For me, Opus Dei has been a great support. It encourages me to keep looking for ways to care for my home and my outside work. It has taught me to pray, to carry out my daily duties with love for God and for others--trying to love God's will, even if that's sometimes not so easy. This help is very good for me in struggling to fulfill the will of God, for that means striving to fulfill some important aspirations: making my husband and children happy while at the same time helping the people I work with.
I owe it all to St. Josemaria, whose magnificent way of writing and preaching contains lessons that are closely connected to the realities of life and show how to put them into daily practice. I consider him a father, a friend, and a counselor to whom I can go often to ask for help. I've learned from him almost everything that has to do with the spiritual side of life; before I met Opus Dei I knew very little about that. For example: I thought the Eucharist was no more than a symbol and that to pray meant reciting long formulas.
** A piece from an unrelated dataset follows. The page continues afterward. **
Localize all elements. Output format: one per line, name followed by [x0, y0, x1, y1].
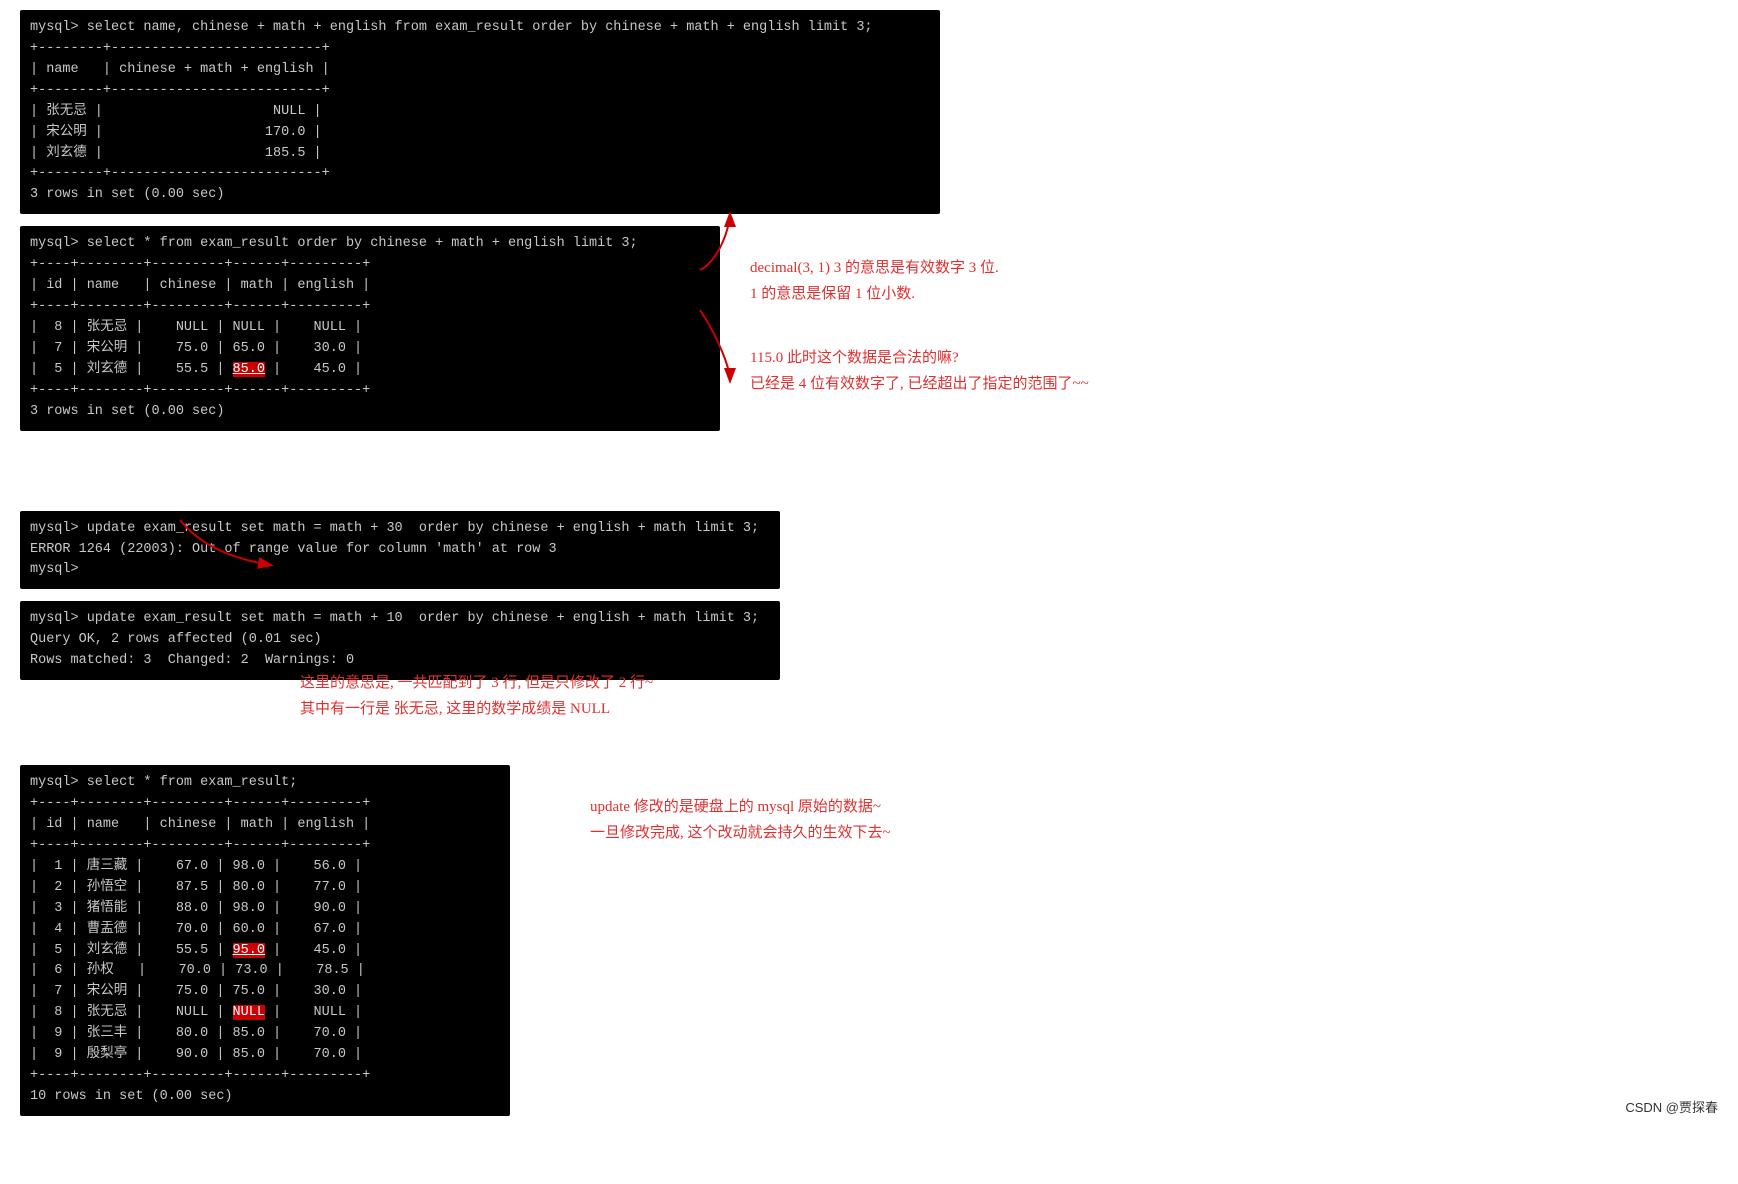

One of his sayings has especially impressed me: "Do what you ought, and give it all you've got."
I try to devote my best energies to my family, giving them the time each one needs. When I get home at 6:30 in the evening (4:30 on two days of the week), I make an effort to smile at my children and forget about the problems I've had to take care of at work in much less time than most managers devote to them.
From the start, I've had to develop my firm from the ground up; I wanted it to accomplish something useful under my own direction (being my own boss). It was an opportunity to put into practice what I learned while working on my degree in economics.
My original intention was to create a service association that would help people find ways to harmonize work inside and outside the home. I soon realized that the first condition for my success would be to help others who already work in this field to improve their personal preparation.
That led me to refocus my project toward updating my professional formation. After doing some research, I think I can freely offer that formation to people who work in the home. The primary aim at present is the formation of baby sitters, domestic employees, and persons who care for the elderly.
This includes everything that has to do with running a home and taking care of children (accident prevention, safety, reinforcing parental authority, assessing their teaching competence, etc.). We are developing something I think will be noteworthy in this field.
This is why I have to make the best use of my time; it isn't so simple to see how family and profession come together. Sometimes there is a good fit: By first attending to the children and caring for the home, I can work with no sense of guilt, trying to be serene both at home and at work.